What are POS RAM Scrapers?
Point of Sale RAM scrapers basically steal payment data from the POS system. They specifically target track one and track two data (2014). Magnetic stripes on payment cards—sometimes called “magstripes” for short—are divided into three tracks of data which are encoded directly to the magstripe. Only Track 1 and Track 2 are actively used in payment card processing. Track 3 is rarely used and may not always be present on a card.

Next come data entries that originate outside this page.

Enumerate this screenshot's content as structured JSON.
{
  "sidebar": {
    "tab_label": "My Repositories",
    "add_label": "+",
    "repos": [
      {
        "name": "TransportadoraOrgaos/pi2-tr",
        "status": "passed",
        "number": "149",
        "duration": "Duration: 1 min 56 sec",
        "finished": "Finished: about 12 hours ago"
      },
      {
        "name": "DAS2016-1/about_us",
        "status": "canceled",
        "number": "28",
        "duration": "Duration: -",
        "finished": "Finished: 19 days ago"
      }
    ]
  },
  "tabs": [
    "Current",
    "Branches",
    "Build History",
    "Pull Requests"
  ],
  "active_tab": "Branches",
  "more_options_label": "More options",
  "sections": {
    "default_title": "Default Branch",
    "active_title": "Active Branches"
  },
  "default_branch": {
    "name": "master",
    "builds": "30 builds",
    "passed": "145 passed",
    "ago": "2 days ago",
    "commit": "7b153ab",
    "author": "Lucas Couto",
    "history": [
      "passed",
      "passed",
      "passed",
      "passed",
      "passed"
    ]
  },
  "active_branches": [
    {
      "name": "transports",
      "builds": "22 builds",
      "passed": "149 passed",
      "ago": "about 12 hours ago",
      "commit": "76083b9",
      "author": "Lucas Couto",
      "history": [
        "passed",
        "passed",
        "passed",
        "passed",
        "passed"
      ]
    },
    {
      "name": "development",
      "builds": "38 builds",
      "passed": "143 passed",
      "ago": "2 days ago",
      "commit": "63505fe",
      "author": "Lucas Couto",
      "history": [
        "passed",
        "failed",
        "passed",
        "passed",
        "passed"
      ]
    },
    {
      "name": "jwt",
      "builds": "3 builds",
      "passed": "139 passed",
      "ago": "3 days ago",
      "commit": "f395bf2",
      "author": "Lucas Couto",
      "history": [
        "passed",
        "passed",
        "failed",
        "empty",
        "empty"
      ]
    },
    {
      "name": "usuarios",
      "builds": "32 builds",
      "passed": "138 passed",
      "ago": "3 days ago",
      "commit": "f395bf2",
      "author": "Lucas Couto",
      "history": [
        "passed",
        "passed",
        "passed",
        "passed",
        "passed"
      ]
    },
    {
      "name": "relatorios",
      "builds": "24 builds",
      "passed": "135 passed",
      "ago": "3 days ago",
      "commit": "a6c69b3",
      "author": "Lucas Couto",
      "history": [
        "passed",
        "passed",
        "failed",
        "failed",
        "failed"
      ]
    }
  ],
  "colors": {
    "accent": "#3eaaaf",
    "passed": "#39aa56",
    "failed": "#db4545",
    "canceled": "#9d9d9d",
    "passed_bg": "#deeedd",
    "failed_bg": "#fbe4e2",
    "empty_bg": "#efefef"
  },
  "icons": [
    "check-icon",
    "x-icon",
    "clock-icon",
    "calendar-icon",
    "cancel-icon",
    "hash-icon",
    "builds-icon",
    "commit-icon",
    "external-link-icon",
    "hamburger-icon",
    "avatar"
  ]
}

Both Track 1 and Track 2 contain enough basic information for processing payment card swipes. Most card readers will be able to read both Track 1 and Track 2 data, in case one of the tracks has become unreadable.
Track 1 (IATA)
Track 1 (“International Air Transport Association”) stores more information than Track 2, and contains the cardholder’s name as well as account number and other discretionary data. This track is sometimes used by the airlines when securing reservations with a credit card.
Track 2 (ABA)
Track 2 (“American Banking Association,”) is currently most commonly used, though credit card companies have been pushing for everyone to move to Track 1. This is the track that is read by ATMs and credit card checkers. The ABA designed the specifications of this track and all world banks must abide by it. It contains the cardholder’s account, encrypted PIN, plus other discretionary data.
For payment cards, Track 1 Data will be formatted like this:
Track 1 Data Structure
Field Name Length Comments
Start Sentinel (SS) 1 character Indicates the beginning of Track 1; set to”%”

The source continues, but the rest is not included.